“Depremler asla sürpriz değil!”

Atatürkçü Düşünce Derneği  Hamburg’un düzenlediği toplantıda, “Maraş Depremi Türkiye’nin ‘Lizbon Depremi olur mu?”  konusu konuşuldu..

Haber : Salih Kartal (Gazetem.eu/ LİMAN)

Hamburg Atatürkçü Düşünce Derneği’nin Hamburg  Türk Toplumu (TGH) salonunda tertiplediği konferans ile “Maraş Depremi, Türkiye’nin‘Lizbon Depremi’ olur mu?” sorusu üzerine konuşmalar yapıldı.. Başkan Serdar Temur selamlama konuşmasında  konuk  konuşmacı Dr. Ayşegül Kars Kaynar’ı yazmış olduğu bir makale sayesinde tanıdığını ve kendisi ile iletişime geçerek Hamburg’a davet ettiklerini söyledi.


Üyeler ve davetlilerin katıldığı toplantında Başkan Yardımcısıi Ufuk Güngör moderatörlüğünde başlayan program, konuşmacı Dr.  Ayşegül Kars Kaynar‘ın tanıtılması ile devam etti.

Dr. Ayşegül Kars Kaynar’ı tanıyalım:

1980 yılında Ankara’da doğdu. Orta Doğu Teknik Üniversitesi Uluslararası İlişkiler Bölümü’nde lisans eğitimini, ardından Ankara Üniversitesi Siyasal Bilgiler Fakültesi’nde ve City University of London’ da lisansüstü eğitimini tamamladı. 2014 yılında ODTÜ Siyaset Bilimi Anabilim Dalı’nda doktora derecesini aldı.
2015 yılında Türk Sosyal Bilimler Derneği’nin düzenlediği Genç Sosyal Bilimciler Ödülleri’nde doktora tezi kategorisinde ödüle layık görüldü.

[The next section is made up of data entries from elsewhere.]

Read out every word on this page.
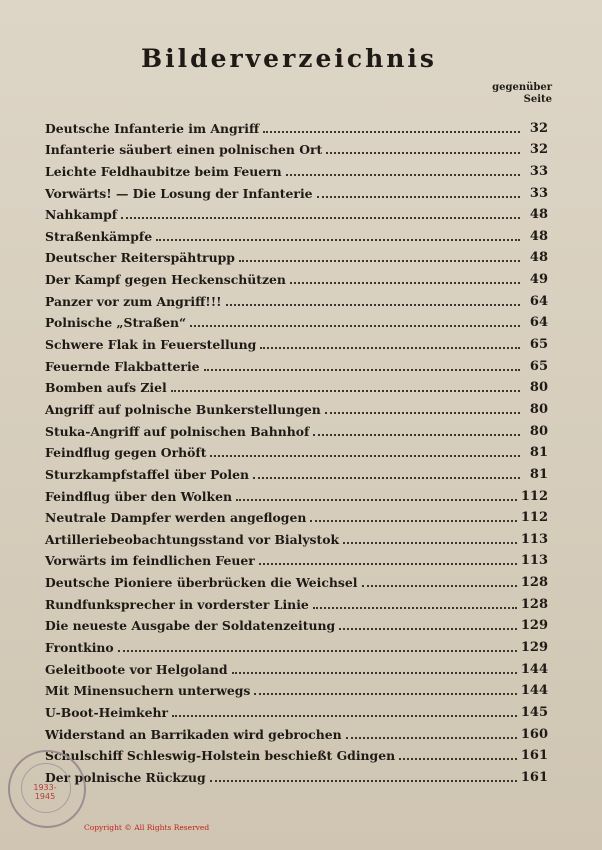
Bilderverzeichnis
gegenüber
Seite
Deutsche Infanterie im Angriff	32
Infanterie säubert einen polnischen Ort	32
Leichte Feldhaubitze beim Feuern	33
Vorwärts! — Die Losung der Infanterie	33
Nahkampf	48
Straßenkämpfe	48
Deutscher Reiterspähtrupp	48
Der Kampf gegen Heckenschützen	49
Panzer vor zum Angriff!!!	64
Polnische „Straßen“	64
Schwere Flak in Feuerstellung	65
Feuernde Flakbatterie	65
Bomben aufs Ziel	80
Angriff auf polnische Bunkerstellungen	80
Stuka-Angriff auf polnischen Bahnhof	80
Feindflug gegen Orhöft	81
Sturzkampfstaffel über Polen	81
Feindflug über den Wolken	112
Neutrale Dampfer werden angeflogen	112
Artilleriebeobachtungsstand vor Bialystok	113
Vorwärts im feindlichen Feuer	113
Deutsche Pioniere überbrücken die Weichsel	128
Rundfunksprecher in vorderster Linie	128
Die neueste Ausgabe der Soldatenzeitung	129
Frontkino	129
Geleitboote vor Helgoland	144
Mit Minensuchern unterwegs	144
U-Boot-Heimkehr	145
Widerstand an Barrikaden wird gebrochen	160
Schulschiff Schleswig-Holstein beschießt Gdingen	161
Der polnische Rückzug	161
1933-1945
Copyright © All Rights Reserved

2017 yılında Halit Çelenk Hukuk Ödülleri’nde mansiyon kazandı. New York’da bulunan New School for Social Research’de ve Hamburg Üniversitesi’ne bağlı Türkei Europa Zentrum’da araştırmacı olarak bulundu. 2018-2022 yılları arasında Einstein Stiftung ve Alexander von Humboldt Stiftung tarafından desteklenerek Berlin’de bulunan Humboldt Üniversitesi’nde çalışmalarına devam etti. Halen Alexander von Humboldt Stiftung araştırmacısıdır ve TBMM’de çalışmaktadır.

DEPREMLER SÜRPRİZ DEĞİL
Uzun bir konuşma yapan Dr. Kaynar, “Bugün bizi burada birleştiren olay aslında son derece üzücü bir olay 6 Şubat’ta 7 büyüklüğünde bir depremle sarsıldık. Deprem sonrası resmi açıklamalara göre 50 bin can kaybı olduğu söyleniyor. Aslında  gerçek rakamın ne kadar olduğu bilinmiyor. Verilen sayı kayıpları ve kimliği tespit edilemeyenleri kapsamıyor. Ne kadar can kaybı olduğunu bugün bile bilemiyoruz. Bu üzücü olayın sorgulanması gerekir.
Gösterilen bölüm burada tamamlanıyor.